Not all bird species on Midway have been able to withstand the changes wrought by human occupation, including habitat destruction and the introduction of non-native plants and animals. During the 1940s, Midway’s avifauna lost two species: the Laysan Rail (Porzana palmeri) and the Laysan Finch (Telespiza cantans).
The Laysan Rail, a tiny 6-inch long bird, was first seen in 1828 by Russian sailors on Laysan Island; they reported the same or similar species on Lisianski Island. No specimens were collected until 1891 from Laysan Island; unfortunately, by then the rails had already disappeared from Lisianski. Fearless and easy to catch, Laysan Rails foraged on the ground for flies, moths, and scraps of meat from bird carcasses. They also reportedly fed on petrel and tern eggs. Along with the impacts from guano mining on Laysan Island, which began in 1890, the introduction of rabbits in the 1910s decimated native vegetation, leaving the rails susceptible to extinction. In an effort to create “insurance” populations, rails were captured and released on Lisianski Island, Pearl and Hermes Reef, and Midway Atoll. Although Laysan Rails initially thrived on Midway Atoll, they became extinct with the introduction of Black Rats (Rattus rattus) via Navy ships in 1943. The last Laysan Rails were seen in June 1944; a 1945 survey did not find rails on any of the other islands.

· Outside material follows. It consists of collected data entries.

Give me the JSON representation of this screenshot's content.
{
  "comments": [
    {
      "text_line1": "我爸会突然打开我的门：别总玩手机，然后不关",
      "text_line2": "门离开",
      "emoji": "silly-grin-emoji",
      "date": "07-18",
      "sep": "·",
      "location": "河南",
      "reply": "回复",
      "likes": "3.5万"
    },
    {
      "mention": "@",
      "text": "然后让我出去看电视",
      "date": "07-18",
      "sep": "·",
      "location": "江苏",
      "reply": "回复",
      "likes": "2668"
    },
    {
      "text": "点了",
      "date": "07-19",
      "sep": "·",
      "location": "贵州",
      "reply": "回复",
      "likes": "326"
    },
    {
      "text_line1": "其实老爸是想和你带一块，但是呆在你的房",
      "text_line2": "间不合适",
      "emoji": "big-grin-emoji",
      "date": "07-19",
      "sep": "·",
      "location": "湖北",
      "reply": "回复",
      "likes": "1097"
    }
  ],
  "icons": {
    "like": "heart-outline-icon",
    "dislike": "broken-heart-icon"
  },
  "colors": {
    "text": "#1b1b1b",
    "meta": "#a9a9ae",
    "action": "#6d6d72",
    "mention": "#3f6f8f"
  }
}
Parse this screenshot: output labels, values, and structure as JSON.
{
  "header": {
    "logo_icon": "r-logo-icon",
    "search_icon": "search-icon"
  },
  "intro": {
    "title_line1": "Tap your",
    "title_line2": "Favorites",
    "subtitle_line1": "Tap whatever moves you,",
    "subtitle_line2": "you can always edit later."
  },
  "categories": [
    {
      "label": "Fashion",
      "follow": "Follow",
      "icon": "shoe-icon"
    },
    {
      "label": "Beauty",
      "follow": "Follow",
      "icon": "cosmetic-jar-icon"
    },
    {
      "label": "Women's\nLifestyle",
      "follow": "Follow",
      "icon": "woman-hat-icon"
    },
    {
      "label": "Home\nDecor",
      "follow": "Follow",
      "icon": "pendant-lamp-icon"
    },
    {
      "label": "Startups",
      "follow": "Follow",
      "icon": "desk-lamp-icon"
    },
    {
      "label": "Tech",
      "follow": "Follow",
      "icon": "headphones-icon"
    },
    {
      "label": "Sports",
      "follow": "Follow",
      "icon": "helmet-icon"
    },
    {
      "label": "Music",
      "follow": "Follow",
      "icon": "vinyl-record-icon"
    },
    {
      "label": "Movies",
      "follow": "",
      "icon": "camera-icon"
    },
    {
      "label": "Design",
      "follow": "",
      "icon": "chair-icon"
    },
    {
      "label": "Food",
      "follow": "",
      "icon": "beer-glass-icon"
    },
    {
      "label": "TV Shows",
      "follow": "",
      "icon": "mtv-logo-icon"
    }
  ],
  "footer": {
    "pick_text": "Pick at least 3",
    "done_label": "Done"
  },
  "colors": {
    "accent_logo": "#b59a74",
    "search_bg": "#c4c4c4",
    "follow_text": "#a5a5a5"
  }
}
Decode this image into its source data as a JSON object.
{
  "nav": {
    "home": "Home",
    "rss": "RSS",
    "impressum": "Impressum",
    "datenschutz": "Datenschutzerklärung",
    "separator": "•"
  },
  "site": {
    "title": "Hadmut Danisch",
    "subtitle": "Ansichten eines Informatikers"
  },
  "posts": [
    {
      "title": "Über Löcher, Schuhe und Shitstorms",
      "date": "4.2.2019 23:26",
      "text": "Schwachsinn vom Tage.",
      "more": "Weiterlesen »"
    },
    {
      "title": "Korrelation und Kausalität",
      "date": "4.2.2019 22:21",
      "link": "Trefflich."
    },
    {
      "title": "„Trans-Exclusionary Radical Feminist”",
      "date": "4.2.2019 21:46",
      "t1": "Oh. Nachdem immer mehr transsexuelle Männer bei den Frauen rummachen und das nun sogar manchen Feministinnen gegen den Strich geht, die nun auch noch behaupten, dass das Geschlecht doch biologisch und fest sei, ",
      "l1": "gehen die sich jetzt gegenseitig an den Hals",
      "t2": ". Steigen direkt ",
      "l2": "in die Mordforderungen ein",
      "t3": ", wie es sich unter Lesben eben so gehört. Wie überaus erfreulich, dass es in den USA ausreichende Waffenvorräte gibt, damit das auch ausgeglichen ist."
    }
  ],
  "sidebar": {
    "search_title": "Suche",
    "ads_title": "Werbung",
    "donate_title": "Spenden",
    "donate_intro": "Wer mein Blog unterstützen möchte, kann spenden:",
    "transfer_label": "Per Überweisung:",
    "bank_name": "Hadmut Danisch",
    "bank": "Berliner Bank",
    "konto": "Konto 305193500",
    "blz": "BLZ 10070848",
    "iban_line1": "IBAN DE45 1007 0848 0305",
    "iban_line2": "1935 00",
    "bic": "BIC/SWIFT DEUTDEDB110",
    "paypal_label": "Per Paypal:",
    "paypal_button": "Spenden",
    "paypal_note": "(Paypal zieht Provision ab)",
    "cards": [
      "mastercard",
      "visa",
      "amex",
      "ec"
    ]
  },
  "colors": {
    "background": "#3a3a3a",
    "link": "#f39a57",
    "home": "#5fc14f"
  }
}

The Laysan Finch still survives on several islands and atolls in the Northwestern Hawaiian Islands (Laysan Island, and Southeast and Grass Islands of Pearl and Hermes Reef). Between 1973 and 1998, introduced Laysan Finch populations also existed on North Island and Seal-Kittery Island at Pearl and Hermes Reef, but those populations were extirpated by 1998. Laysan Finches were introduced to Midway Atoll beginning in 1891 and persisted there until they were extirpated in 1944 by Black Rats.